Hasn’t this all happened before? Or, I mean; isn’t it all happening again? Did I read the same story in a book once? Or see it on a large screen? Didn’t I dream this or hear someone telling it in passing? This whole thing is so familiar It’s told the rule of law is lost To power once again As if As if it never escaped Destruction comes swiftly She-go dreams of silly futures that can’t be real Don’t fool yourself He says I fall away And so you do So I can see
There are those who thrive in chaos And those who seek the end of paper cranes parading as sky replacers Those who throw their bodies to the winds of change Who would trade lives for truth and ending lies Because lying lives aren’t living real at all If you forget where you came from before it all sunk in then you have to forget where you got to underneath all the sink
Maybe we won’t ever be able to go back to what? How it used to be? Humans have always weaponized their own bodies And to what end? What if the virus likes us and wants to stay And spread out a bit just like we did What if Americans for some odd reason Maybe their diet high in saturated fats and sugar Make the perfect biosphere Rona likes for chillin and relaxin?
Like the ripe midwestern plains Lookin juicy and ready for the pickins By our forefathers and their children Just like that Rona can’t really see how much pain and awful suffering she and her thriving offspring been causin us Americans She doesn’t really care either cuz she’s been roaming all over the world Searching for a suitable place to rest after just arriving on this new wonderful world Rona once thought she heard called human Though she preferred to think of it as home
The mind clings to forms to hold against the silence to guard itself from you the secret deadly enemy hanging out on your own front stoop winkin’ at your little sister and begging for an invite to dinner you can let him pass too onto the vapor of a conjured illusion you can let the words coming from here get stronger you can hear me more clearly and louder the self that you buried under the rot of yesterday’s tomorrow all that chatter is of no matter you can tell
But don’t tell of the nonsense of nothings wrapped in desire that’s old news from days when newspapers were read that talk takes the time of a 20th century backpacker hiking Truth’s trail NOW is the only time that there is for waking from the ringing of the bell don’t stomp out the silence the one answer screaming the reality one is
Only in silence you remember the key to the treasure in the chest holding your heart crafted in love isn’t that the whole happiness quotient wrapped up like a perfect peace package I just can’t comprehend the human species and its endless repeating crimes how many life sentences does one have to get to see only the Self and be free burn off the rest of the pride every lyin’ thought’s last roar into dust forms can’t hold true life it’s real light making ghostly forms known
Light Fills The stillness, Silent, first, Then crashing, With my breath A beat Behind, And I breathe, And will Breath To fill The stillness, Meeting The light, Greeting The crash, And holding Steady In between. And I breathe.
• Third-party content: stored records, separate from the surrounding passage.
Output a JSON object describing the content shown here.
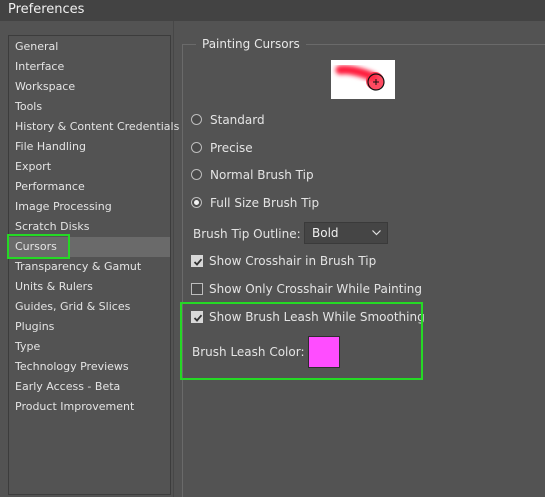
{
  "window": {
    "title": "Preferences"
  },
  "sidebar": {
    "items": [
      {
        "label": "General"
      },
      {
        "label": "Interface"
      },
      {
        "label": "Workspace"
      },
      {
        "label": "Tools"
      },
      {
        "label": "History & Content Credentials"
      },
      {
        "label": "File Handling"
      },
      {
        "label": "Export"
      },
      {
        "label": "Performance"
      },
      {
        "label": "Image Processing"
      },
      {
        "label": "Scratch Disks"
      },
      {
        "label": "Cursors",
        "selected": true
      },
      {
        "label": "Transparency & Gamut"
      },
      {
        "label": "Units & Rulers"
      },
      {
        "label": "Guides, Grid & Slices"
      },
      {
        "label": "Plugins"
      },
      {
        "label": "Type"
      },
      {
        "label": "Technology Previews"
      },
      {
        "label": "Early Access - Beta"
      },
      {
        "label": "Product Improvement"
      }
    ]
  },
  "painting_cursors": {
    "title": "Painting Cursors",
    "options": {
      "standard": "Standard",
      "precise": "Precise",
      "normal_brush_tip": "Normal Brush Tip",
      "full_size_brush_tip": "Full Size Brush Tip"
    },
    "selected_option": "Full Size Brush Tip",
    "brush_tip_outline": {
      "label": "Brush Tip Outline:",
      "value": "Bold"
    },
    "show_crosshair": {
      "label": "Show Crosshair in Brush Tip",
      "checked": true
    },
    "show_only_crosshair": {
      "label": "Show Only Crosshair While Painting",
      "checked": false
    },
    "show_brush_leash": {
      "label": "Show Brush Leash While Smoothing",
      "checked": true
    },
    "brush_leash_color": {
      "label": "Brush Leash Color:",
      "color": "#ff4dff"
    }
  },
  "colors": {
    "highlight": "#25d925"
  }
}
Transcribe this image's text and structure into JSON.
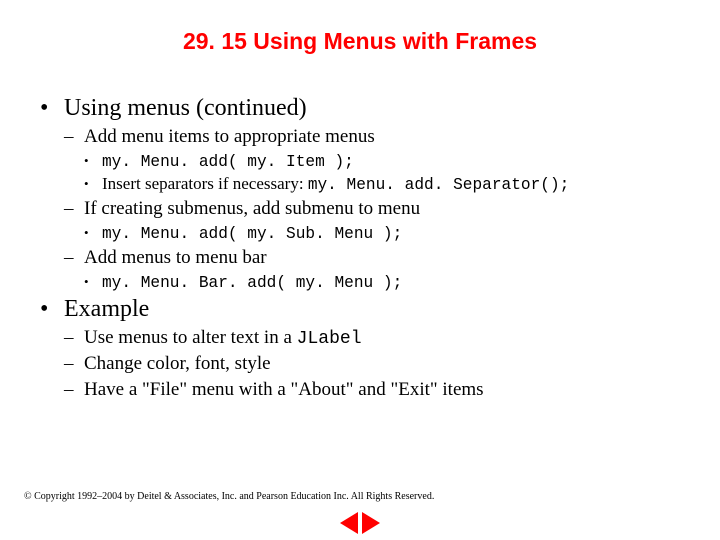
{
  "title": "29. 15  Using Menus with Frames",
  "bullets": {
    "item1": "Using menus (continued)",
    "item1_1": "Add menu items to appropriate menus",
    "item1_1_1": "my. Menu. add( my. Item );",
    "item1_1_2_prefix": "Insert separators if necessary: ",
    "item1_1_2_code": "my. Menu. add. Separator();",
    "item1_2": "If creating submenus, add submenu to menu",
    "item1_2_1": "my. Menu. add( my. Sub. Menu );",
    "item1_3": "Add menus to menu bar",
    "item1_3_1": "my. Menu. Bar. add( my. Menu );",
    "item2": "Example",
    "item2_1_prefix": "Use menus to alter text in a ",
    "item2_1_code": "JLabel",
    "item2_2": "Change color, font, style",
    "item2_3": "Have a \"File\" menu with a \"About\" and \"Exit\" items"
  },
  "copyright": "© Copyright 1992–2004 by Deitel & Associates, Inc. and Pearson Education Inc. All Rights Reserved."
}
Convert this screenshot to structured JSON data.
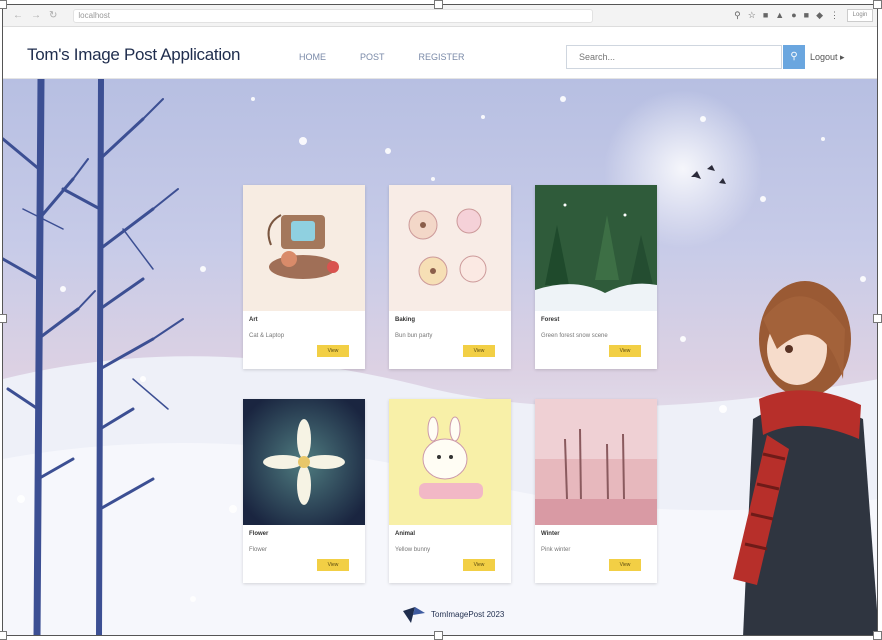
{
  "browser": {
    "url": "localhost",
    "profile_label": "Login"
  },
  "app": {
    "brand": "Tom's Image Post Application",
    "nav": [
      "HOME",
      "POST",
      "REGISTER"
    ],
    "search_placeholder": "Search...",
    "search_icon": "search-icon",
    "user_link": "Logout"
  },
  "cards": [
    {
      "title": "Art",
      "desc": "Cat & Laptop",
      "button": "View"
    },
    {
      "title": "Baking",
      "desc": "Bun bun party",
      "button": "View"
    },
    {
      "title": "Forest",
      "desc": "Green forest snow scene",
      "button": "View"
    },
    {
      "title": "Flower",
      "desc": "Flower",
      "button": "View"
    },
    {
      "title": "Animal",
      "desc": "Yellow bunny",
      "button": "View"
    },
    {
      "title": "Winter",
      "desc": "Pink winter",
      "button": "View"
    }
  ],
  "footer": {
    "text": "TomImagePost 2023"
  },
  "colors": {
    "accent": "#f2cf45",
    "search_button": "#6aa6df",
    "brand": "#1f2d4d"
  }
}
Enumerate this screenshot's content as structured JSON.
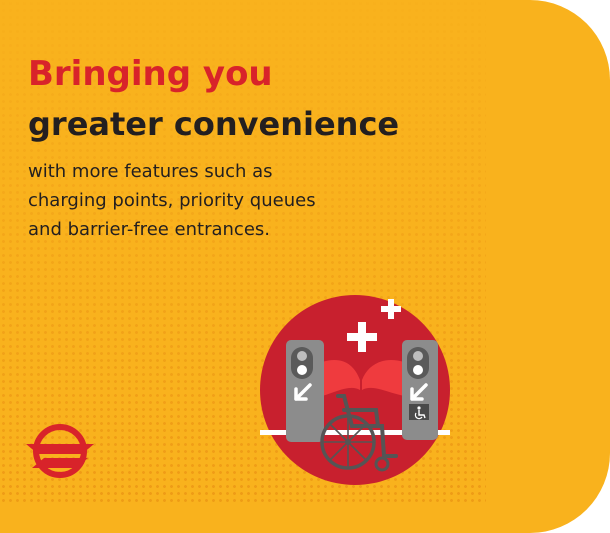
{
  "headline": {
    "line1": "Bringing you",
    "line2": "greater convenience"
  },
  "body": {
    "line1": "with more features such as",
    "line2": "charging points, priority queues",
    "line3": "and barrier-free entrances."
  },
  "icons": {
    "illustration": "wheelchair-fare-gate-illustration",
    "logo": "smrt-logo-icon",
    "plus": "plus-icon",
    "accessibility": "wheelchair-symbol-icon"
  },
  "colors": {
    "background": "#F9B21D",
    "headline_red": "#D8232A",
    "headline_dark": "#231F20",
    "circle": "#C8202E",
    "gate": "#8C8C8C",
    "flap": "#EF3B3E"
  }
}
I watch My mind Cast words In lines That carve Then bind To stem The weeping Of wounds They leave Behind. And I breathe Into My body Onto My mat Next to My partner Stitching bits Together In order To Remember.
I shift To rise And To unfold And watch Legs Extend from Hips He’s known And held As me, And I Wonder What And whom They’re for Before I join Him And the others In pretending Together To be Apart.
She flits Through my mind And I Feel her Laughter In my bones As joints Release With a pop. She rests Around the edges Of my mind And I feel Her burdens As I Reach into Growth. She gazes Into my eyes And I Recognize Myself in grey As breath fills My body, Making room For all Of what Could be.
I find Myself In A world Apart All glimpses And echoes I can’t Quite Clutch With words Before the Bell Rings Me back Into skin And I breathe Space between There And here And feel Waking And forgetting As one.
I slip From Now To the nows That pose As laters And I Wonder What’s to be. I watch With eager Curiosity Then Anxious Uncertainty The loves I’ve gathered Along The way To make My later Matter. And in the space Between Postures Of not knowing I find The watcher.